So why am I sitting here writing the abridged version of my life? I guess because I am lost. I keep thinking it will go away and I feel better sometimes but the feeling better is often replaced by the rotten feeling I still have. I have lost 50 lbs and then gained 60. I have not dated. My divorce was final in November of 2011. I miss my friend. I miss some aspects of my life but I know I cannot return there. I just feel abandoned for lack of a better word and trust? Wow trust is a complete b!tch for me right now. My house is a mess. Daily things in life I just don't have the energy for and I keep wondering when this is going to change?? I felt so much better just a year ago....yet in the past two weeks this has all just erupted in my head and I truly just want to move on. I just don't know how.........I miss life as I knew it.....which is sad.


----------



## nice777guy (Nov 23, 2009)

ABeautifulDisaster said:


> So why am I sitting here writing the abridged version of my life? I guess because I am lost. I keep thinking it will go away and I feel better sometimes but the feeling better is often replaced by the rotten feeling I still have. I have lost 50 lbs and then gained 60. I have not dated. My divorce was final in November of 2011. I miss my friend. I miss some aspects of my life but I know I cannot return there. I just feel abandoned for lack of a better word and trust? Wow trust is a complete b!tch for me right now. My house is a mess. Daily things in life I just don't have the energy for and I keep wondering when this is going to change?? I felt so much better just a year ago....yet in the past two weeks this has all just erupted in my head and I truly just want to move on. I just don't know how.........I miss life as I knew it.....which is sad.

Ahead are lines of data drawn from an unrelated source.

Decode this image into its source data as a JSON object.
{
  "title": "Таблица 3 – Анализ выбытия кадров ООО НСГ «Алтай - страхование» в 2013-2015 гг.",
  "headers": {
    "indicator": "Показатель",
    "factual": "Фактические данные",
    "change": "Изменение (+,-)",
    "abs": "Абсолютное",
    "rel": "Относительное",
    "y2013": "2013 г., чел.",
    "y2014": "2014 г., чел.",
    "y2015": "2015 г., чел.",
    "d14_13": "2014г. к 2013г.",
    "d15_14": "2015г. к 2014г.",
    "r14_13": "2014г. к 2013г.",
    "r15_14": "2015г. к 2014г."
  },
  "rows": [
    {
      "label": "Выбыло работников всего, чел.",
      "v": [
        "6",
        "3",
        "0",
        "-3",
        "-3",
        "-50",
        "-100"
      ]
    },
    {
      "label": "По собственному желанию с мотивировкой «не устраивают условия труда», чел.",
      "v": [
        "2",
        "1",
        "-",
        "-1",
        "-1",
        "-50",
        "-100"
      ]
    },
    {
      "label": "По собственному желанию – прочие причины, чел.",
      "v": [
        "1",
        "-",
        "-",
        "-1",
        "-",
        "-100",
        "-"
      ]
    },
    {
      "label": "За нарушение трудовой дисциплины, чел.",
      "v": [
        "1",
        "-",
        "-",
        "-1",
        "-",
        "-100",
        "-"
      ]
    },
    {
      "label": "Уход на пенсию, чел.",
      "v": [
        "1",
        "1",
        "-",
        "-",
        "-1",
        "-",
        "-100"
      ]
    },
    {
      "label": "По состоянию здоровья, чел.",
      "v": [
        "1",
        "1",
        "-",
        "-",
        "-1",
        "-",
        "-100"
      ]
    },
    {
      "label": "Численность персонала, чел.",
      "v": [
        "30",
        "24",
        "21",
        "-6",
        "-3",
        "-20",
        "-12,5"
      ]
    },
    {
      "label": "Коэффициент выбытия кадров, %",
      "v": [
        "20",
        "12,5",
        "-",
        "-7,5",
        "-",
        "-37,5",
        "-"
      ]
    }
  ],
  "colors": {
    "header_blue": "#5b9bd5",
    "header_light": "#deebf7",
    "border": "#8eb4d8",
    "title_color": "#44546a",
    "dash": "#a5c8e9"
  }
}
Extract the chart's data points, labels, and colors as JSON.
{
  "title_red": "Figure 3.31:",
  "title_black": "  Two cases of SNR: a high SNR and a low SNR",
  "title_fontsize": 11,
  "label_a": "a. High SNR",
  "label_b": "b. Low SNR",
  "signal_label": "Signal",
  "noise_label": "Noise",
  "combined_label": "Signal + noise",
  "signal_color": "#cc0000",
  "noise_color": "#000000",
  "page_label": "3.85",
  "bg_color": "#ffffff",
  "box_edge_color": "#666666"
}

Call it depression or mourning. You're hurting, and that's normal.

My marriage was over about a year ago - the divorce final almost four months ago.

I kept the house - and with it - I inherited 10 years of "stuff" - while she took only what she wanted and needed to her new place. Took me a few months, but I've finally started clearing out papers and could probably pull the van in the garage if I wanted to. Probably...

The energy will eventually come back - gradually. Give yourself some time - you need it.


----------



## lamaga (May 8, 2012)

Nice is right...you are mourning, which is perfectly fine.

Also, I've been in your shoes -- you are not just mourning a marriage, you are mourning the loss of a friend you had for 25 years. You know, the person you would talk to about your failed marriage, except you married him. I did the same thing, and while I never ever have missed him as a husband, I do sometimes miss the friend.

Please give yourself a break. You don't need to be dating right now, you need to be taking very good, very loving care of yourself. Good luck.


----------